Washington Post: Democrats Want to Streamline Asylum Process for Migrants

A Honduran migrant chants slogans during a demonstration outside the U.S. consulate in Tijuana, Mexico, Tuesday, Dec. 11, 2018. Migrants want U.S. authorities to speed up the asylum application process for members of migrant caravans seeking to enter the U.S., including accepting more applications per day. (AP Photo/Moises Castillo)
AP Photo/Moises Castillo

Democrat Senators will offer an election campaign bill which would streamline the asylum process for migrants emerging from Central America — but do nothing to protect Americans from cheap labor migration, according to the Washington Post.

“The hope is that the plan will give Democrats the basis for a substantive [2020] blueprint to respond to the asylum-seeking crisis — and, more broadly, an answer to Trump’s xenophobic and nativist nationalism, a vision to contrast with his,” says the report by Post’s progressive columnist Greg Sargent.

The bill apparently offers no legal changes that would reduce the huge government-created incentives for foreign migrants to use the catch andrelease loopholes to get blue-collar U.S jobs, to live in the U.S. welfare state, or to birth U.S. citizen children in the United States.

Instead, the bill would provide more financial aid to Central American countries and would allow migrants to apply for asylum in their home countries instead of hiring coyotes to smuggle them up to the U.S. border.

The bill would also try to speed the migration process by spending U.S. funds to “substantially increase the number of immigration judges to unclog court backlogs.”

The bill would also protect foreign migrants from fraud by smugglers, the Post says.

“The bill creates new criminal penalties for smuggling and the defrauding of migrants — particularly children [and] also reforms procedures pairing unaccompanied children with adult sponsors and enrolling them in local school districts,” says Sargent, who did not suggest that Democrats wish to reduce the number of migrants who get asylum.

Overall, Sargent writes:

The Democratic vision is that retreating on our international humanitarian commitments to asylum seekers is unacceptable, and that the problem can be managed better, through a combination of addressing home conditions, providing other avenues to apply, and rationalizing the process for arrivals. Providing counsel and better information, increasing their chances of success, would incentivize showing up for hearings.

Sargent’s summary suggests that the Democrats want to have the taxpayers provide free lawyers to the migrants. That legal aid would boost the number of migrants who would win green cards via the asylum process, and then allow them to import their families, compete for blue-collar jobs, drive up rents in urban areas, and send more foreign children into blue-collar Americans’ crowded schools.

Meanwhile, Trump is trying to reduce the inflow of migrants. Sargent says:

Trump, by contrast, refuses to entertain the very idea of managing the problem without dramatically scaling back our humanitarian commitments. That’s a goal in itself. He and immigration adviser Stephen Miller just want far fewer immigrants here, and are deeply devoted to that end.

Those are the broad outlines of the debate we’ll be having in 2020.

The pro-migrant position is risky for 2020 Democrats because Trump’s Hire American economic and immigration plan is raising wages and salaries for Americans.

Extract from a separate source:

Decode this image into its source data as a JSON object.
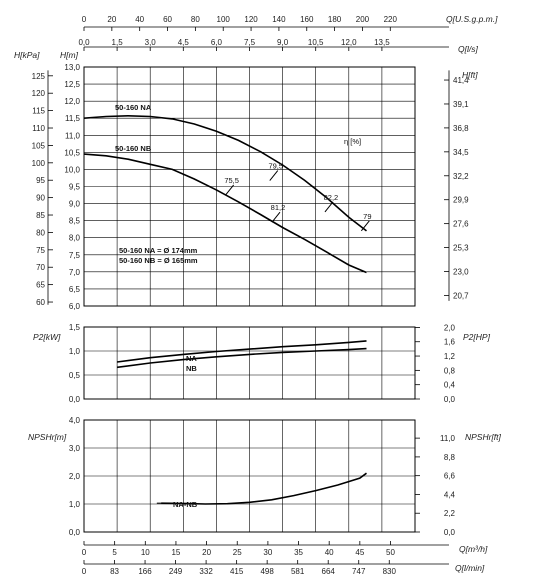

Trump’s pro-American policies are also creating workplace opportunities for disabled Americans, for women, and for minorities.

Even GOP Sen. Lindsey Graham is drafting a GOP bill that would allow border agents to detain migrants for 100 days, so ending the catch and release loopholes which have allowed hundreds of thousands of migrants to get jobs in the United States.

The Democrats’ plan to streamline — but not reduce — the fast-growing Central American migration is politically risky, partly because the migration is unpopular outside their progressive base and the business sector.

Each year, roughly four million young Americans join the workforce after graduating from high school or university.

But the federal government then imports about 1.1 million legal immigrants and refreshes a resident population of roughly 1.5 million white-collar visa workers — including roughly one million H-1B workers — and approximately 500,000 blue-collar visa workers.

The government also prints out more than one million work permits for foreigners, tolerates about eight million illegal workers, and does not punish companies for employing the hundreds of thousands of illegal migrants who sneak across the border or overstay their legal visas.

This policy of inflating the labor supply boosts economic growth for investors because it ensures that employers do not have to compete for American workers by offering higher wages and better working conditions.

This policy of flooding the market with cheap foreign white-collar graduates and blue-collar labor shifts enormous wealth from young employees towards older investors even as it also widens wealth gaps, reduces high-tech investment, increases state and local tax burdens, and hurts children’s schools and college educations. It also pushes Americans away from high-tech careers and sidelines millions of marginalized Americans, including many who are now struggling with drug addictions. The labor policy also moves business investment from the heartland to the coasts, explodes rents, shrivels real estate values in the Midwest and rewards investors for creating low tech, labor-intensive workplaces.